Description

VECT 2.0 ransomware has emerged as a significant cybersecurity threat due to critical flaws in its encryption and file handling mechanisms that can permanently damage victim files. Researchers analyzing the Windows variant discovered that files affected by VECT 2.0 may remain unrecoverable even if attackers provide a decryptor after a ransom payment. The ransomware adds a vect extension to files before the encryption process begins. As a result, files may appear encrypted even when the process fails, is interrupted, or only partially completes. This behavior creates confusion during recovery efforts and increases the likelihood of permanent data loss. The issue is linked to several design and implementation weaknesses within the ransomware. For larger files, VECT 2.0 encrypts multiple sections using different encryption values but stores only the final value required for decryption. Because earlier encryption values are not retained, some portions of the affected files cannot be restored correctly.
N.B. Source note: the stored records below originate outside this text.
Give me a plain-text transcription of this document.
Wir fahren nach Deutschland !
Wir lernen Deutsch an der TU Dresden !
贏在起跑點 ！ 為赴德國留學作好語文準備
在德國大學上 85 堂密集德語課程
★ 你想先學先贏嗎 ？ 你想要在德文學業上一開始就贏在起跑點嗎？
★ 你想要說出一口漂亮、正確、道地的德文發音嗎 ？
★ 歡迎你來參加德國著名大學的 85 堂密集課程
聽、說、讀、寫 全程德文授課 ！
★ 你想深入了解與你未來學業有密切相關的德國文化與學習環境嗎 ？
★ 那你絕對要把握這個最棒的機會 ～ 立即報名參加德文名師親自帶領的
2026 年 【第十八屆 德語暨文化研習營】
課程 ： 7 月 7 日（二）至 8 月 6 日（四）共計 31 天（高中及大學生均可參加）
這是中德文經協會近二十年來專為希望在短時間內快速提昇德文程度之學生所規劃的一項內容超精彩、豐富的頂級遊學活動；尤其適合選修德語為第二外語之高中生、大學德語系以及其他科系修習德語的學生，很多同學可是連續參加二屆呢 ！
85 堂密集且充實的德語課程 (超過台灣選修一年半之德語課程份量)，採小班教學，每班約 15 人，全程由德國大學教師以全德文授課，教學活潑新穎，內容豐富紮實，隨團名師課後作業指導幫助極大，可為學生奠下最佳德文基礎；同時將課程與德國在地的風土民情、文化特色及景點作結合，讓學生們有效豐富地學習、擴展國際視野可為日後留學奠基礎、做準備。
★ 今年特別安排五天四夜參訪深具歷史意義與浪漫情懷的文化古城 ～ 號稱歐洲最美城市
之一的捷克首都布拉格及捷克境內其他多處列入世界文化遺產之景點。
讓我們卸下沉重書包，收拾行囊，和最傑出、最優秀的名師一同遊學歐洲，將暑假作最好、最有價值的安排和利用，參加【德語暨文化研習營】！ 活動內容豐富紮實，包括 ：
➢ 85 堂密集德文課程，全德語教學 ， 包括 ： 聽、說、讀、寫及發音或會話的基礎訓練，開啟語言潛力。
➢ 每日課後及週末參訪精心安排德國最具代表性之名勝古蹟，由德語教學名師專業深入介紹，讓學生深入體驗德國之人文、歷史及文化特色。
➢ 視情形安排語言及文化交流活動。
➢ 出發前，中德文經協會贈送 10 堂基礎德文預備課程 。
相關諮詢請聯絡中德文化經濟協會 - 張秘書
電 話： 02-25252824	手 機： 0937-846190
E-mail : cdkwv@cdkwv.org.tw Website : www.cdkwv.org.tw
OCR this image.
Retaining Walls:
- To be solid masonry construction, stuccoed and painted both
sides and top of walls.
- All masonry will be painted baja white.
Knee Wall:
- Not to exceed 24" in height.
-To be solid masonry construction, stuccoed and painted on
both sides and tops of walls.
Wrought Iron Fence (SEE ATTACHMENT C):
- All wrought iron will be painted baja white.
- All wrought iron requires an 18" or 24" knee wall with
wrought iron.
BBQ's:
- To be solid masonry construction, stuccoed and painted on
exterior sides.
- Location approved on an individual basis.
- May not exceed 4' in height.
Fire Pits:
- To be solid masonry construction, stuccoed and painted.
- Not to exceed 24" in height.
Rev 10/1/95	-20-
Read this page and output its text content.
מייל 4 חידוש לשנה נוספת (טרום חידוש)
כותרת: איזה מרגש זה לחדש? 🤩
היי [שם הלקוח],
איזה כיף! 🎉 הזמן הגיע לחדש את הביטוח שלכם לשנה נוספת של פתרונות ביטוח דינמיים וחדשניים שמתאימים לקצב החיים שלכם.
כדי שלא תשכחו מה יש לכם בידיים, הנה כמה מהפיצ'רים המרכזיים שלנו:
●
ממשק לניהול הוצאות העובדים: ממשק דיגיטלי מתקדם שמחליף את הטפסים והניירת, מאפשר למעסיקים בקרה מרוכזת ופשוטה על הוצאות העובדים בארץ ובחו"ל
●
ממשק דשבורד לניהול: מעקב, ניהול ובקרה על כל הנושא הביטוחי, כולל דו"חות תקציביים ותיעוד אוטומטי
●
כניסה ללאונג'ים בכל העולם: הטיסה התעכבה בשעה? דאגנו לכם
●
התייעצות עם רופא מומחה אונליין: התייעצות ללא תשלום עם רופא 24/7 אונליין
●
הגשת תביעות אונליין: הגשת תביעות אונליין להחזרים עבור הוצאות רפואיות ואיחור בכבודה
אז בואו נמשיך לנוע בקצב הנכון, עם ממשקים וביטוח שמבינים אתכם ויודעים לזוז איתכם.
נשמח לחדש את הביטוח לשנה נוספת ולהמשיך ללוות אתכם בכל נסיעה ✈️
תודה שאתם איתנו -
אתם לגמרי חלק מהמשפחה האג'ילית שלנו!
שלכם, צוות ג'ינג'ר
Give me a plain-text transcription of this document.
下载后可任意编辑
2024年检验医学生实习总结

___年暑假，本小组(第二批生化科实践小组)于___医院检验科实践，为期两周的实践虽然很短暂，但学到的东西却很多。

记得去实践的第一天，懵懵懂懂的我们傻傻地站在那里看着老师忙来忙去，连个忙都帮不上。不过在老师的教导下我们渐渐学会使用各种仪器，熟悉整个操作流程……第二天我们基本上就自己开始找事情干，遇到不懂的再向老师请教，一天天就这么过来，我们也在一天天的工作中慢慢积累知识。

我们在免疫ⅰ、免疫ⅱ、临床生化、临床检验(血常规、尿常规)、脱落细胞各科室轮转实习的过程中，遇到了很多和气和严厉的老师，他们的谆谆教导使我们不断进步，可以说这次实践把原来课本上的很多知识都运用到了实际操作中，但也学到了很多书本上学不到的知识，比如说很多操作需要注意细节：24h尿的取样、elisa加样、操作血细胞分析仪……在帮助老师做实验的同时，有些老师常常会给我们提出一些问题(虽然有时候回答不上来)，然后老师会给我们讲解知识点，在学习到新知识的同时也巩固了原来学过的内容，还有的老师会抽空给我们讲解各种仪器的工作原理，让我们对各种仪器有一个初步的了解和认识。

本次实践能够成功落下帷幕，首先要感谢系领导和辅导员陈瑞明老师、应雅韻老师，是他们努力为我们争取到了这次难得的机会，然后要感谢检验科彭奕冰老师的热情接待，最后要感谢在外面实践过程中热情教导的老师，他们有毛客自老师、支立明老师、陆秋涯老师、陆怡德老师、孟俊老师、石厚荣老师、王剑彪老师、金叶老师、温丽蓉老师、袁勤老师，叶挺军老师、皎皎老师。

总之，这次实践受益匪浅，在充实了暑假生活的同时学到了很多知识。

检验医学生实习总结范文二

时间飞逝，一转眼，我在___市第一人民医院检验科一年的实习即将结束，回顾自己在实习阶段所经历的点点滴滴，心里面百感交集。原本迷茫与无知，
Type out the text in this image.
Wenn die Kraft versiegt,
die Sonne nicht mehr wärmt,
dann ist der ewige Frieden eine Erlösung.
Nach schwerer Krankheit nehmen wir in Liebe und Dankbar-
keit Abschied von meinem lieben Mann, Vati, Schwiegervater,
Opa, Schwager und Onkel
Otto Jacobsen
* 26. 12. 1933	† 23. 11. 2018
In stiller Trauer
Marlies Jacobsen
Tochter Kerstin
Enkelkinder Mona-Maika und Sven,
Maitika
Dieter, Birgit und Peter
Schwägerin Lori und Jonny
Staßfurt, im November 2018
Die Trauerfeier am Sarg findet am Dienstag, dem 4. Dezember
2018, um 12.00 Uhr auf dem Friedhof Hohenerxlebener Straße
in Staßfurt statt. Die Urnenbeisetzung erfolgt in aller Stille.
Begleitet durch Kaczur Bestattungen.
Researchers also identified memory management flaws that impact files ranging from 32 KB to 128 KB in size. These issues can cause files to be processed incorrectly, resulting in incomplete encryption, corruption, or data loss. In addition, the ransomware relies on shared resources across multiple worker threads. This approach introduces race conditions where different threads may overwrite data being processed by others. Such conflicts can leave files in inconsistent states, partially encrypted, corrupted, or completely unusable. These technical flaws significantly complicate recovery efforts because affected files may not follow a consistent encryption pattern. Traditional decryptors are generally designed to work with predictable encryption methods and may fail when handling the irregular conditions created by VECT 2.0. Security experts therefore recommend prioritizing prevention rather than relying on decryption after an attack. Organizations should implement strong endpoint protection, maintain regular and offline backups, apply timely software updates and security patches, and deploy ransomware detection and monitoring solutions. A well tested incident response plan is also essential to minimize operational disruption and improve recovery outcomes following a ransomware incident.